Die Eingabe wurde zusätzlich an die Eidgenössische Finanzkontrolle (EFK) weitergeleitet, um eine unabhängige Beurteilung der Vorgänge zu ermöglichen.

Parallel arbeitet InPaSu mit dem Schweizerischen Gewerbeverband (SGV) zusammen. Dr. Mikael Huber hat die von InPaSu eingereichte Anfrage zu den Enforcementkosten der FINMA an die Eidgenössische Finanzkontrolle (EFK) weitergeleitet.

Hintergrund ist der Verdacht, dass Kosten aus Enforcementverfahren pauschal auf die gesamte Branche verteilt, anstatt nach dem Verursacherprinzip belastet zu werden.

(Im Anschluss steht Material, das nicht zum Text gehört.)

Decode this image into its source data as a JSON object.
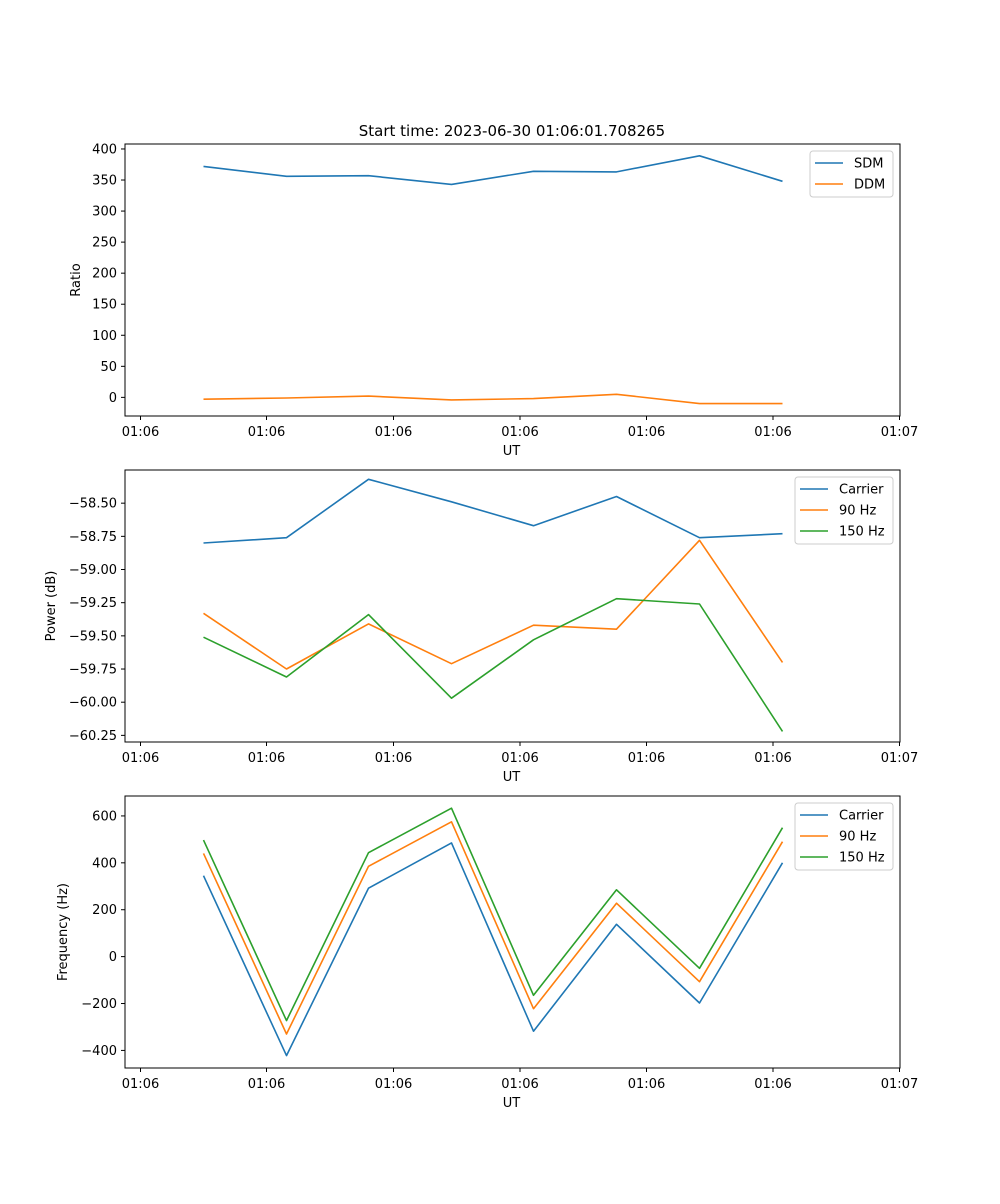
{
  "title": "Start time: 2023-06-30 01:06:01.708265",
  "colors": {
    "blue": "#1f77b4",
    "orange": "#ff7f0e",
    "green": "#2ca02c"
  },
  "chart_data": [
    {
      "type": "line",
      "xlabel": "UT",
      "ylabel": "Ratio",
      "x_tick_labels": [
        "01:06",
        "01:06",
        "01:06",
        "01:06",
        "01:06",
        "01:06",
        "01:07"
      ],
      "yticks": [
        "0",
        "50",
        "100",
        "150",
        "200",
        "250",
        "300",
        "350",
        "400"
      ],
      "ylim": [
        -30,
        408
      ],
      "legend": "top-right",
      "series": [
        {
          "name": "SDM",
          "color": "#1f77b4",
          "values": [
            372,
            356,
            357,
            343,
            364,
            363,
            389,
            348
          ]
        },
        {
          "name": "DDM",
          "color": "#ff7f0e",
          "values": [
            -3,
            -1,
            2,
            -4,
            -2,
            5,
            -10,
            -10
          ]
        }
      ]
    },
    {
      "type": "line",
      "xlabel": "UT",
      "ylabel": "Power (dB)",
      "x_tick_labels": [
        "01:06",
        "01:06",
        "01:06",
        "01:06",
        "01:06",
        "01:06",
        "01:07"
      ],
      "yticks": [
        "−60.25",
        "−60.00",
        "−59.75",
        "−59.50",
        "−59.25",
        "−59.00",
        "−58.75",
        "−58.50"
      ],
      "ylim": [
        -60.3,
        -58.25
      ],
      "legend": "top-right",
      "series": [
        {
          "name": "Carrier",
          "color": "#1f77b4",
          "values": [
            -58.8,
            -58.76,
            -58.32,
            -58.49,
            -58.67,
            -58.45,
            -58.76,
            -58.73
          ]
        },
        {
          "name": "90 Hz",
          "color": "#ff7f0e",
          "values": [
            -59.33,
            -59.75,
            -59.41,
            -59.71,
            -59.42,
            -59.45,
            -58.78,
            -59.7
          ]
        },
        {
          "name": "150 Hz",
          "color": "#2ca02c",
          "values": [
            -59.51,
            -59.81,
            -59.34,
            -59.97,
            -59.53,
            -59.22,
            -59.26,
            -60.22
          ]
        }
      ]
    },
    {
      "type": "line",
      "xlabel": "UT",
      "ylabel": "Frequency (Hz)",
      "x_tick_labels": [
        "01:06",
        "01:06",
        "01:06",
        "01:06",
        "01:06",
        "01:06",
        "01:07"
      ],
      "yticks": [
        "−400",
        "−200",
        "0",
        "200",
        "400",
        "600"
      ],
      "ylim": [
        -475,
        685
      ],
      "legend": "top-right",
      "series": [
        {
          "name": "Carrier",
          "color": "#1f77b4",
          "values": [
            345,
            -422,
            292,
            485,
            -318,
            138,
            -198,
            400
          ]
        },
        {
          "name": "90 Hz",
          "color": "#ff7f0e",
          "values": [
            440,
            -330,
            385,
            575,
            -222,
            228,
            -107,
            490
          ]
        },
        {
          "name": "150 Hz",
          "color": "#2ca02c",
          "values": [
            497,
            -273,
            443,
            633,
            -165,
            285,
            -50,
            550
          ]
        }
      ]
    }
  ]
}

Gemäss FINMA mussten bereits rund 6 % der bewilligten Vermögensverwalter ein Enforcementverfahren durchlaufen. Damit droht das FINMA-Gütesiegel seinen Wert zu verlieren – denn auf jeden tatsächlichen Aufsichtsfranken entfielen 2024 mehr als drei Franken an nicht zuweisbaren Kosten, die offenbar aus dem Enforcementbereich stammen.

Ziel ist eine politische und aufsichtsrechtliche Klärung, um zu verhindern, dass beaufsichtigte Institute durch Fristen, Fusionen oder Gebührenpraxis faktisch ihrer Rechte beraubt werden.

7. Auswirkungen auf die Branche

Die aktuelle Situation zeigt exemplarisch, wie mangelnde Transparenz in der Aufsicht das Vertrauen in den Schweizer Finanzplatz gefährden kann.

Die Fusion OSFIN → OSFINcontrol wurde ohne Zustimmung der Betroffenen vollzogen, die Kostenstruktur verschlechtert sich deutlich, und die Wahlfreiheit der Institute ist eingeschränkt. Eine offene, faire Kommunikation wäre das Minimum, um die Glaubwürdigkeit des Systems zu wahren.

„Wenn eine Aufsichtsorganisation ihre Kosten verdoppelt, ohne dass die Mitglieder zustimmen oder überhaupt informiert werden, ist das ein Signalproblem für den ganzen Markt“, so Fromm. „Wir erwarten von der FINMA, dass sie in dieser Ausnahmesituation nicht schweigt, sondern korrigierend eingreift.“

Aktuell laufende Schritte der InPaSu

  • Eingabe an FINMA zur Verlängerung der AO-Wechselfrist und zur rechtlichen Klärung der Praxis.
  • Weiterleitung an die Eidgenössische Finanzkontrolle (EFK) durch Dr. Mikael Huber (SGV).
  • Koordination mit AOOS zur Schaffung einer realistischen Alternativlösung für betroffene Vermögensverwalter.
  • Informations- und Supportangebote für betroffene Institute via inpasu.ch.
  • Öffentliche Dokumentation aller bisherigen Schreiben und Antworten zur Stärkung der Transparenz im Aufsichtsprozess.